Wir können uns vorstellen, dass Mose, als er den Ägypter erschlagen hatte und fliehen musste, frustriert war. Er wollte helfen und scheiterte. Seine Frustration kommt im Namen seines Sohnes zum Ausdruck. Er nannte ihn Gerschom, weil er ein Fremdling in einem fremden Land geworden war. Mose hatte die beste Ausbildung der damaligen Zeit erhalten und er hatte immense Fähigkeiten erlangt. Nun führte er eine Tätigkeit aus, die unter "seinem Wert" war. Er hütete die Schafe seines Schwiegervaters. In dieser Zeit, insgesamt 40 Jahre, durchlief er einen Heilungsprozess, um den kommenden Auftrag Gottes ausführen zu können. Wir sehen, dass wir nicht aufhören dürfen, auf die Wunder Gottes zu warten.
Als Mose den brennenden Dornbusch sieht, ist er neugierig, da dieser nicht verbrennt. Gott spricht zu ihm und Mose kommt als erstes der Aufforderung nach, seine Schuhe auszuziehen. Gott ist heilig, in seine Gegenwart können wir nur treten, wenn wir rein sind.
Wie reagiert Mose auf den Auftrag Gottes? Er will diesen Auftrag nicht annehmen, denn menschlich gesehen ist die Erfüllung des Auftrags unmöglich. Aus dem weiteren Verlauf wissen wir, dass Mose den Auftrag angenommen hat.
Das Volk, das in Ägypten reichlich Wasser zur Bewässerung der Pflanzen hatte, musste sich in dem verheißenen Land auf Gott verlassen. Sie mussten auf Gott ihr Vertrauen setzen. Wir lesen in

5. Mos. 11:
11 sondern es hat Berge und Auen, die der Regen vom Himmel tränkt, -
12 ein Land, auf das der HERR, dein Gott, Acht hat und die Augen des HERRN, deines Gottes, immerdar sehen vom Anfang des Jahres bis an sein Ende.
13 Werdet ihr nun auf meine Gebote hören, die ich euch heute gebiete, dass ihr den HERRN, euren Gott, liebt und ihm dient von ganzem Herzen und von ganzer Seele,
14 so will ich eurem Lande Regen geben zu seiner Zeit, Frühregen und Spätregen, dass du einsammelst dein Getreide, deinen Wein und dein Öl,
15 und will deinem Vieh Gras geben auf deinem Felde, dass ihr esst und satt werdet.

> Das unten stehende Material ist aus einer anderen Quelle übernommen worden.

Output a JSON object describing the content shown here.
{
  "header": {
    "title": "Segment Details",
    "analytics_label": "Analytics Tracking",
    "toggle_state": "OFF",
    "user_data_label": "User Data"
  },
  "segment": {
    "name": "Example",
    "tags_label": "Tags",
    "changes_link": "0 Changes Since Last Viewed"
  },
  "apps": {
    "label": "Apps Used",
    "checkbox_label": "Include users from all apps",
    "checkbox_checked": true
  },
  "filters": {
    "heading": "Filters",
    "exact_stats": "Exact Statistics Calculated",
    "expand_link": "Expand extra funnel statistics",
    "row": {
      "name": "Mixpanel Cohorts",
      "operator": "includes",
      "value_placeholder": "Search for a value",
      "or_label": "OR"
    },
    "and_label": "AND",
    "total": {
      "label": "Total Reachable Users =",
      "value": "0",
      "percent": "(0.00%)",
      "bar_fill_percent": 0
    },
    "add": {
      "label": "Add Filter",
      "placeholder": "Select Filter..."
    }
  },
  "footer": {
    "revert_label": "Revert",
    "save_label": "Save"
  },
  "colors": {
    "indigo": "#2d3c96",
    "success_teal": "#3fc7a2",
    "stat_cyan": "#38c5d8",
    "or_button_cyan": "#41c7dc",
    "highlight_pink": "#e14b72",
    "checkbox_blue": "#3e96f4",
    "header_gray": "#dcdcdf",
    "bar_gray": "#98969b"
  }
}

16 Hütet euch aber, dass sich euer Herz nicht betören lasse, dass ihr abfallt und dient andern Göttern und betet sie an,
17 und dass dann der Zorn des HERRN entbrenne über euch und schließe den Himmel zu, sodass kein Regen kommt und die Erde ihr Gewächs nicht gibt und ihr bald ausgetilgt werdet aus dem guten Lande, das euch der HERR gegeben hat.
Wir sehen, dass der Segen Gottes verschwindet, wenn wir Gott verlassen. Dieses Prinzip gilt auch für die heutige Zeit.
Mose übermittelte dem Volk die Gebote Gottes. Diese Gebote hatten und haben Einfluss nicht nur auf das Volk Israel, sondern auf die gesamte Welt. Die Nationen kannten damals den Gott Israels. Viele Juden waren Händler und brachten ihren Glauben in die Nationen hinein. Bspw. wussten die Niniviten, dass Buße erforderlich war und wie diese Buße zu erfolgen hatte. Zudem haben alle Menschen ein Gewissen, durch das sie unterscheiden können, was gut und böse ist.
Dadurch, dass es ein Gesetz gibt, gibt es auch Gesetzesübertretungen. Niemand gelingt es, dass Gesetz zu halten. Betrachten wir in Mt. 5f die Auslegungen Jesu zum Gesetz, merken wir, wie schwierig es ist, das Gesetz zu halten. Wir sind auf die Gnade Gottes angewiesen, um vor Gott bestehen zu können. Wir benötigen zudem die Führung und die Kraft des Heiligen Geistes.